As a business leader, there are some things you should know about data science. We have highlighted the most significant below. But first, let’s understand what data science entails.

A Quick Overview of Data Science

Data scientists combine several disciplines, including probability, programming, statistics, cloud computing, analysis, etc., to derive value from their data. As a data scientist, you must be an expert in nearly all the data science subfields to work in this vast and rapidly expanding field.
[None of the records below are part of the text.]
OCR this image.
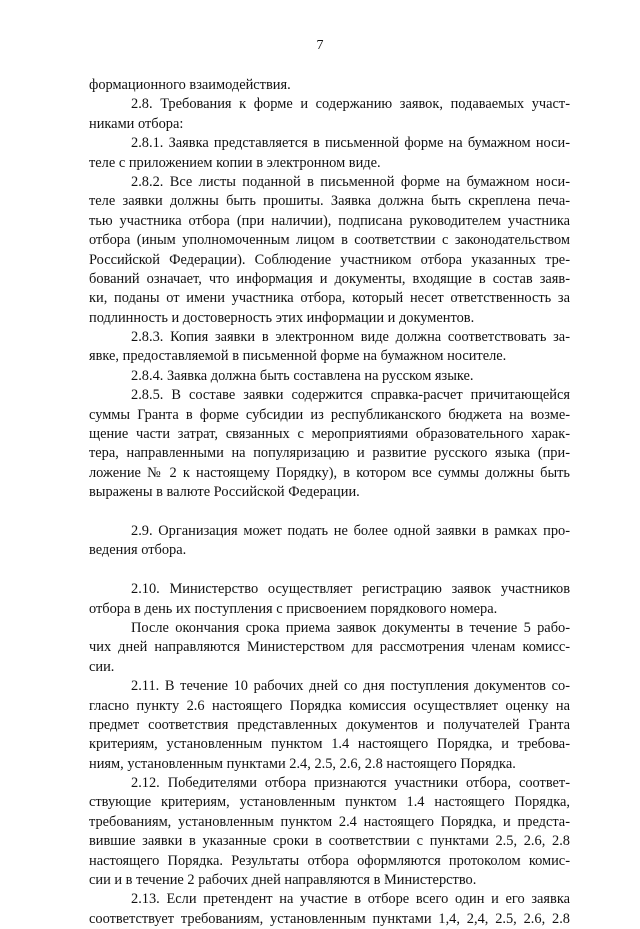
7
формационного взаимодействия.
2.8. Требования к форме и содержанию заявок, подаваемых участ-
никами отбора:
2.8.1. Заявка представляется в письменной форме на бумажном носи-
теле с приложением копии в электронном виде.
2.8.2. Все листы поданной в письменной форме на бумажном носи-
теле заявки должны быть прошиты. Заявка должна быть скреплена печа-
тью участника отбора (при наличии), подписана руководителем участника
отбора (иным уполномоченным лицом в соответствии с законодательством
Российской Федерации). Соблюдение участником отбора указанных тре-
бований означает, что информация и документы, входящие в состав заяв-
ки, поданы от имени участника отбора, который несет ответственность за
подлинность и достоверность этих информации и документов.
2.8.3. Копия заявки в электронном виде должна соответствовать за-
явке, предоставляемой в письменной форме на бумажном носителе.
2.8.4. Заявка должна быть составлена на русском языке.
2.8.5. В составе заявки содержится справка-расчет причитающейся
суммы Гранта в форме субсидии из республиканского бюджета на возме-
щение части затрат, связанных с мероприятиями образовательного харак-
тера, направленными на популяризацию и развитие русского языка (при-
ложение № 2 к настоящему Порядку), в котором все суммы должны быть
выражены в валюте Российской Федерации.
2.9. Организация может подать не более одной заявки в рамках про-
ведения отбора.
2.10. Министерство осуществляет регистрацию заявок участников
отбора в день их поступления с присвоением порядкового номера.
После окончания срока приема заявок документы в течение 5 рабо-
чих дней направляются Министерством для рассмотрения членам комисс-
сии.
2.11. В течение 10 рабочих дней со дня поступления документов со-
гласно пункту 2.6 настоящего Порядка комиссия осуществляет оценку на
предмет соответствия представленных документов и получателей Гранта
критериям, установленным пунктом 1.4 настоящего Порядка, и требова-
ниям, установленным пунктами 2.4, 2.5, 2.6, 2.8 настоящего Порядка.
2.12. Победителями отбора признаются участники отбора, соответ-
ствующие критериям, установленным пунктом 1.4 настоящего Порядка,
требованиям, установленным пунктом 2.4 настоящего Порядка, и предста-
вившие заявки в указанные сроки в соответствии с пунктами 2.5, 2.6, 2.8
настоящего Порядка. Результаты отбора оформляются протоколом комис-
сии и в течение 2 рабочих дней направляются в Министерство.
2.13. Если претендент на участие в отборе всего один и его заявка
соответствует требованиям, установленным пунктами 1,4, 2,4, 2.5, 2.6, 2.8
Most businesses today know the value of a data-driven business strategy and the need to develop, nurture and maximize cutting-edge technologies. They are keeping up with the latest data science trends and technologies that can help them extract the most precise insights from the steady stream of gathered data.

Types of Data

Now that you know what data science entails let’s look at the holy grail of data science – ie, the data itself. Leaders looking to transform their organizations must understand the different types of data and how to collect and use them to gain a competitive advantage. Below are the various types of data.

Big Data

Big Data refers to a sizable amount of data that cannot be stored or processed using standard data storage or processing tools. The enormous amount of data generated by human and machine activities has resulted in such complex and vast data that neither humans nor a relational database can help analyze. However, when properly analyzed with modern tools, these vast amounts of data will offer your organization beneficial insights that aid in improving your operations. Big data are often described using Volume, Velocity, Variety, Veracity, Value, and Variability.

Data Forms

A large amount of data is produced as the internet and technology expand. This data can be categorized into structured or unstructured data. Structured data has a high degree of organizational properties that make it simple to access and use for analysis. An example is a relational database. The data has a defined structure which is helpful to analysts thanks to the tables, columns, and rows.
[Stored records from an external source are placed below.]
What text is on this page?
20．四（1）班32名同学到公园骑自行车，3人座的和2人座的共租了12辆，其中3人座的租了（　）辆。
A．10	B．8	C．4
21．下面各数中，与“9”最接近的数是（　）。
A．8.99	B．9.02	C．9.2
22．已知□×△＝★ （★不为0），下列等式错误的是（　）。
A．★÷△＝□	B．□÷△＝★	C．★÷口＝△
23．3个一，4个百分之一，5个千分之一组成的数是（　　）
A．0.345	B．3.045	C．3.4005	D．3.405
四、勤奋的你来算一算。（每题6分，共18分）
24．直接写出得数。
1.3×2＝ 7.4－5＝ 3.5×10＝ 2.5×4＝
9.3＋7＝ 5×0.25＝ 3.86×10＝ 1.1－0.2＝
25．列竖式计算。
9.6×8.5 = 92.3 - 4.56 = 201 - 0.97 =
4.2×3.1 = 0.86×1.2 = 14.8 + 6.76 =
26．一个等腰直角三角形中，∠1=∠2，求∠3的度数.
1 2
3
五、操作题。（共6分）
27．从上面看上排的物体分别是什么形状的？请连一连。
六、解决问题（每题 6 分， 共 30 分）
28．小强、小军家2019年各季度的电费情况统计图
On the other hand, unstructured data refers to datasets that are not well-organized and do not follow a predetermined data model. The majority of big data is made up of unstructured data. The amount of unstructured data is growing due to the images we post to Facebook and Instagram and the videos we consume from YouTube and other platforms. You can learn more about data forms by exploring structured vs. unstructured data. Data types such as XML, CSV, and HTML files fall into a group known as semi-structured data.

Open & Proprietary Data

You can further categorize data into open and proprietary data. This is based on defining the data’s availability, ownership, and usage rights. Open data is freely accessible to everyone. These datasets are regularly used in Kaggle competitions and other training environments. On the other hand, proprietary data is owned by a person or business. It is shielded by copyright laws and perhaps other legal measures.
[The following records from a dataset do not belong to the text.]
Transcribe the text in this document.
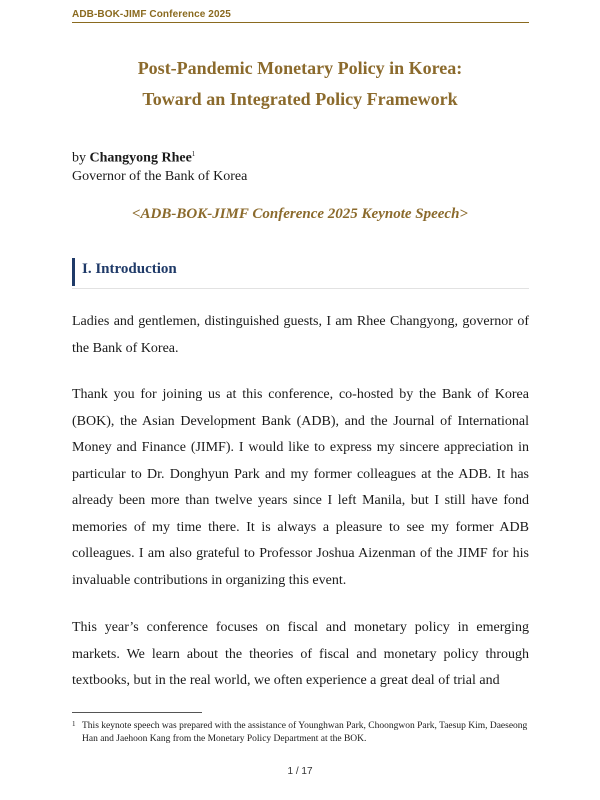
ADB-BOK-JIMF Conference 2025
Post-Pandemic Monetary Policy in Korea:
Toward an Integrated Policy Framework
by Changyong Rhee$^1$
Governor of the Bank of Korea
<ADB-BOK-JIMF Conference 2025 Keynote Speech>
I. Introduction

Ladies and gentlemen, distinguished guests, I am Rhee Changyong, governor of the Bank of Korea.

Thank you for joining us at this conference, co-hosted by the Bank of Korea (BOK), the Asian Development Bank (ADB), and the Journal of International Money and Finance (JIMF). I would like to express my sincere appreciation in particular to Dr. Donghyun Park and my former colleagues at the ADB. It has already been more than twelve years since I left Manila, but I still have fond memories of my time there. It is always a pleasure to see my former ADB colleagues. I am also grateful to Professor Joshua Aizenman of the JIMF for his invaluable contributions in organizing this event.

This year’s conference focuses on fiscal and monetary policy in emerging markets. We learn about the theories of fiscal and monetary policy through textbooks, but in the real world, we often experience a great deal of trial and

1 This keynote speech was prepared with the assistance of Younghwan Park, Choongwon Park, Taesup Kim, Daeseong Han and Jaehoon Kang from the Monetary Policy Department at the BOK.
1 / 17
Data Sources and Repositories

Data can also be categorized and even analyzed based on the source. For instance, you can analyze social media data and transactional data separately. Data can also stream from field machines, user gadgets, IoT devices, etc. Proper labeling of the data sources can help boost data utilization and accuracy.

Data repositories are sets of data that have been isolated for data reporting and analysis. Another name for a data repository is a data library or data archive. Examples of data repositories include; data warehouses, relational databases, data lakes, and Data marts.

The Bottom Line

Data science’s primary contribution to an organization is its facilitation and empowerment of decision-making. If you use a data-science strategy in your business, you are more likely to do better than your peers.

When implemented right, data science capabilities allow for greater profitability of your business, enhanced performance, operational effectiveness, and improved workflows. You can invest in your data science capabilities by hiring the best data science talents and providing them with the right tools and technologies.